I am using perl and regular expression to find an ORF (open reading frame) with a minimal size of 45 bases using.
Basically it means:
Find a substring a string that is composed ONLY of the letters ATGC (no spaces or new lines) that:
Starts with "ATG"
ends with "TAG" or "TAA" or "TGA",
is at least 39 chars long
is dividable by 3
My first code was:
$CDSString = "ATGCACACACACACACACACACACACACACACACACACACACACACACACACACACATGA";
if($CDSString =~ m/(ATG.{45,}(TAG|TAA|TGA))/)
{
my $CDSCurrent = $1;
if ((length($CDSCurrent) % 3) == 0)
{
# do something
}
}
which works fine, but I thought there might be a better way.
So I tried:
$CDSString = "ATGCACACACACACACACACACACACACACACACACACACACACACACACACACACATGA";
if ($CDSString =~ m/ATG(...){13,}(TAG|TAA|TGA)/ )
{
# do something
}
but for some reason it doesn't match the string above it, and I can't figure out why.
Can anyone figure it out? Thank you in advance.
Your regex is not making sure that everything between the start and stop codons is in fact composed of the letters ATGC only. You should be using:
if ($CDSString =~ m/ATG(?:[ATGC]{3}){13,}(?:TAG|TAA|TGA)/i) {...}
(But your original regex works, too, it just won't reject invalid matches. So there may be another problem somewhere else.)
There is a problem with the code thus far. What you should be looking for is the FIRST instance of a stop codon. If your CDS is no good, it might contain internal stops. Internal stop codons make an invalid ORF, so you need something more finessed:
if($CDSString =~ m/ATG(?:[ATGC]{3}(?<!TAG|TAA|TGA)){13,}(?:TAG|TAA|TGA)/i) {...}
This will return a sequence without internal stops that has at least 13 codons between the start and the first stop.

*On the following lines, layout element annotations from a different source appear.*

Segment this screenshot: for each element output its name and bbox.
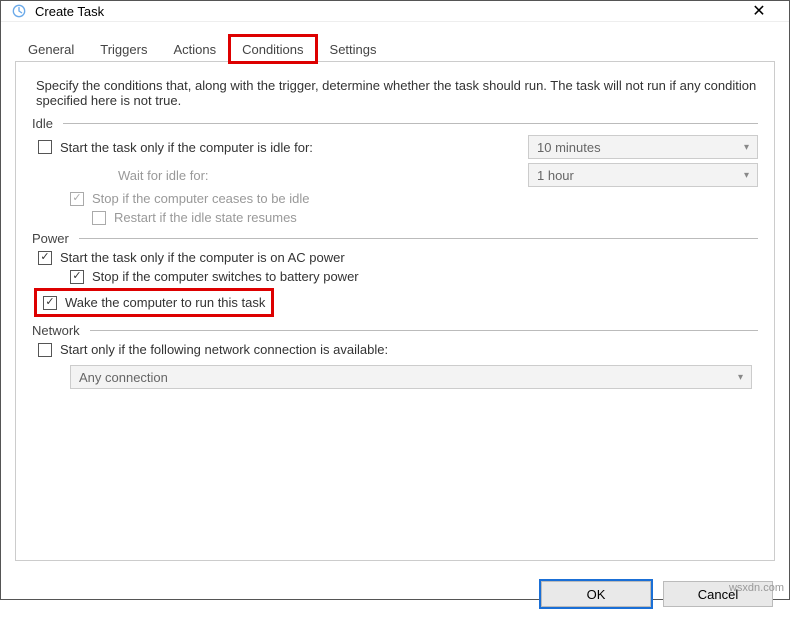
stop-on-battery-checkbox[interactable]	[70, 270, 84, 284]
stop-if-not-idle-label: Stop if the computer ceases to be idle	[92, 191, 310, 206]
divider	[63, 123, 758, 124]
tab-conditions[interactable]: Conditions	[229, 35, 316, 63]
restart-if-idle-checkbox[interactable]	[92, 211, 106, 225]
stop-if-not-idle-checkbox[interactable]	[70, 192, 84, 206]
wake-checkbox[interactable]	[43, 296, 57, 310]
network-start-label: Start only if the following network conn…	[60, 342, 388, 357]
idle-group-label: Idle	[32, 116, 53, 131]
tabstrip: General Triggers Actions Conditions Sett…	[15, 34, 775, 62]
tab-actions[interactable]: Actions	[160, 35, 229, 63]
description-text: Specify the conditions that, along with …	[36, 78, 758, 108]
tab-settings[interactable]: Settings	[317, 35, 390, 63]
clock-icon	[11, 3, 27, 19]
network-start-checkbox[interactable]	[38, 343, 52, 357]
idle-duration-select[interactable]: 10 minutes ▾	[528, 135, 758, 159]
watermark: wsxdn.com	[729, 582, 784, 594]
stop-on-battery-label: Stop if the computer switches to battery…	[92, 269, 359, 284]
close-button[interactable]: ✕	[739, 1, 779, 21]
wait-duration-select[interactable]: 1 hour ▾	[528, 163, 758, 187]
dialog-footer: OK Cancel	[1, 573, 789, 621]
divider	[79, 238, 758, 239]
create-task-window: Create Task ✕ General Triggers Actions C…	[0, 0, 790, 600]
restart-if-idle-label: Restart if the idle state resumes	[114, 210, 297, 225]
tab-general[interactable]: General	[15, 35, 87, 63]
network-connection-value: Any connection	[79, 370, 168, 385]
wait-for-idle-label: Wait for idle for:	[38, 168, 209, 183]
network-group: Network Start only if the following netw…	[32, 323, 758, 389]
titlebar: Create Task ✕	[1, 1, 789, 22]
network-group-label: Network	[32, 323, 80, 338]
window-title: Create Task	[35, 4, 739, 19]
dialog-content: General Triggers Actions Conditions Sett…	[1, 22, 789, 573]
on-ac-checkbox[interactable]	[38, 251, 52, 265]
ok-button[interactable]: OK	[541, 581, 651, 607]
power-group-label: Power	[32, 231, 69, 246]
tab-triggers[interactable]: Triggers	[87, 35, 160, 63]
wake-label: Wake the computer to run this task	[65, 295, 265, 310]
network-connection-select[interactable]: Any connection ▾	[70, 365, 752, 389]
tab-panel: Specify the conditions that, along with …	[15, 61, 775, 561]
chevron-down-icon: ▾	[738, 372, 743, 383]
idle-start-label: Start the task only if the computer is i…	[60, 140, 313, 155]
divider	[90, 330, 758, 331]
idle-duration-value: 10 minutes	[537, 140, 601, 155]
wake-highlight: Wake the computer to run this task	[34, 288, 274, 317]
idle-start-checkbox[interactable]	[38, 140, 52, 154]
wait-duration-value: 1 hour	[537, 168, 574, 183]
on-ac-label: Start the task only if the computer is o…	[60, 250, 345, 265]
power-group: Power Start the task only if the compute…	[32, 231, 758, 317]
chevron-down-icon: ▾	[744, 170, 749, 181]
chevron-down-icon: ▾	[744, 142, 749, 153]
idle-group: Idle Start the task only if the computer…	[32, 116, 758, 225]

This portion of the code: (?:[ATGC]{3}(?<!TAG|TAA|TGA)) says "match three nucleotides that are not TAG, TAA, or TGA". The (?

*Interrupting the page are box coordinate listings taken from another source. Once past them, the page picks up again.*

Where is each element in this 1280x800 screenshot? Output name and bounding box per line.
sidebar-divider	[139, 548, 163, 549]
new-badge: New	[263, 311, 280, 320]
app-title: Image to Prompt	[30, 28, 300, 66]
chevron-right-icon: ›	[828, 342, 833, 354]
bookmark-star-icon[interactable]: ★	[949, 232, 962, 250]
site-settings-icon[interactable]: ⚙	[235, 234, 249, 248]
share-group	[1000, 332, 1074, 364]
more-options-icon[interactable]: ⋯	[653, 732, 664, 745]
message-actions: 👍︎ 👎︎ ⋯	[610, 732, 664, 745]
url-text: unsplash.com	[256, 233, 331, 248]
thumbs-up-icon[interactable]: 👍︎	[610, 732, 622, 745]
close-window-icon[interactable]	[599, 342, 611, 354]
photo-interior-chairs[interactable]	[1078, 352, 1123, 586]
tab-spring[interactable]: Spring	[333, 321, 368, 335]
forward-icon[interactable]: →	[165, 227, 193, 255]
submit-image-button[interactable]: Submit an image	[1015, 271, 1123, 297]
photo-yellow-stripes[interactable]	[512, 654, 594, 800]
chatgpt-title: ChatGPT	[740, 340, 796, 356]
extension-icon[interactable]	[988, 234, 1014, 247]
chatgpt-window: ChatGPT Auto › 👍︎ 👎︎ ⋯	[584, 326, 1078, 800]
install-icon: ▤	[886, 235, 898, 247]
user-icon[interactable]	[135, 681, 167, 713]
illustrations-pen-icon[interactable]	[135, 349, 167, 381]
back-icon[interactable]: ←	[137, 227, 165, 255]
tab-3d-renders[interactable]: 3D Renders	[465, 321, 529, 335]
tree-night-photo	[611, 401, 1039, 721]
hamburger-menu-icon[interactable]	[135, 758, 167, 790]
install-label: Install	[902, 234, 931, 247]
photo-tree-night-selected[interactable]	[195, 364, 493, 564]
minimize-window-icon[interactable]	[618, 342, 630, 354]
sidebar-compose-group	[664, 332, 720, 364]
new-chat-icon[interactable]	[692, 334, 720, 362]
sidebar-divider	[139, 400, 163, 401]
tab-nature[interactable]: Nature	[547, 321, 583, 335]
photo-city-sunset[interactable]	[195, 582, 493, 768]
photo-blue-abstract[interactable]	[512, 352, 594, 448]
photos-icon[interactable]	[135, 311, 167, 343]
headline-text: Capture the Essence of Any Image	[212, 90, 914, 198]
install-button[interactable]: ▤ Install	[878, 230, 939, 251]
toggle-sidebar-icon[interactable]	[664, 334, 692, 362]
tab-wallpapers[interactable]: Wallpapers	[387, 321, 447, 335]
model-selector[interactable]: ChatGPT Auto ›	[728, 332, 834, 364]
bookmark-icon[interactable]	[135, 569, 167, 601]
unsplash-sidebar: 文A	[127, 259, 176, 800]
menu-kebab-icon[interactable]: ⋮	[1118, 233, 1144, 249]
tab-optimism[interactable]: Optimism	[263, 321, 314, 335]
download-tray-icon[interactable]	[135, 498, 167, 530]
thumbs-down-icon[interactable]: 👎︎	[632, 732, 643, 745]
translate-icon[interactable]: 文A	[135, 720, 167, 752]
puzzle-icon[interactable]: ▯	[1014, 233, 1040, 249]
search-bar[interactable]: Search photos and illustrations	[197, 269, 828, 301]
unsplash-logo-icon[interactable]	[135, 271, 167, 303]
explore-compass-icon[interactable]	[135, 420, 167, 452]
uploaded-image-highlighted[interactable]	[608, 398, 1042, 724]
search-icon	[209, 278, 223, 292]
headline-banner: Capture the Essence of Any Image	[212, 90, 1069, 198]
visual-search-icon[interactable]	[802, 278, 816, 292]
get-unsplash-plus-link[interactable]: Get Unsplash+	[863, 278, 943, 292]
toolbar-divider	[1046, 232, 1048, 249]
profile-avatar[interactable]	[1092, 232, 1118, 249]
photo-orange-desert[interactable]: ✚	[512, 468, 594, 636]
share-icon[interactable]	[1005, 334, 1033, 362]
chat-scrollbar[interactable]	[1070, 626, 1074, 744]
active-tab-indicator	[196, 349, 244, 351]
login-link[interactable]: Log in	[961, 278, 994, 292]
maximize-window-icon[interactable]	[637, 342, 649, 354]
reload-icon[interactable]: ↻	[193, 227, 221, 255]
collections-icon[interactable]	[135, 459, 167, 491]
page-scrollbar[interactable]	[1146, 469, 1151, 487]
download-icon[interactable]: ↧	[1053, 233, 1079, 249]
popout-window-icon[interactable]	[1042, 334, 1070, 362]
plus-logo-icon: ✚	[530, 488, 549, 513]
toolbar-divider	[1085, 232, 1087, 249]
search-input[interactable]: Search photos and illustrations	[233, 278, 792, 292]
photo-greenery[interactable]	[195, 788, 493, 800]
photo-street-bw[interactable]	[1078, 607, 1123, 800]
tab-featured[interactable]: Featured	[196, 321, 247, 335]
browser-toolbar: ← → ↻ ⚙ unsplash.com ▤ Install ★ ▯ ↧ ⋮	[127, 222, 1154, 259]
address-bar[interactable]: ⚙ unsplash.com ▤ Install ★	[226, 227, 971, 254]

Here's how it looks in action:
perl -e '$CDSString = "ATGCACACACACACACACACACACACACACACACACACACACACACACACACACACATAGTAGTAGTGA";if ($CDSString =~ m/(ATG(?:[ATGC]{3}(?<\!TAG|TAA|TGA)){13,}(TAG|TAA|TGA))/ ){print "$1\n"}'
ATGCACACACACACACACACACACACACACACACACACACACACACACACACACACATAG
Note, the last 3 stop codons (TAGTAGTGA) are not returned as part of the sequence.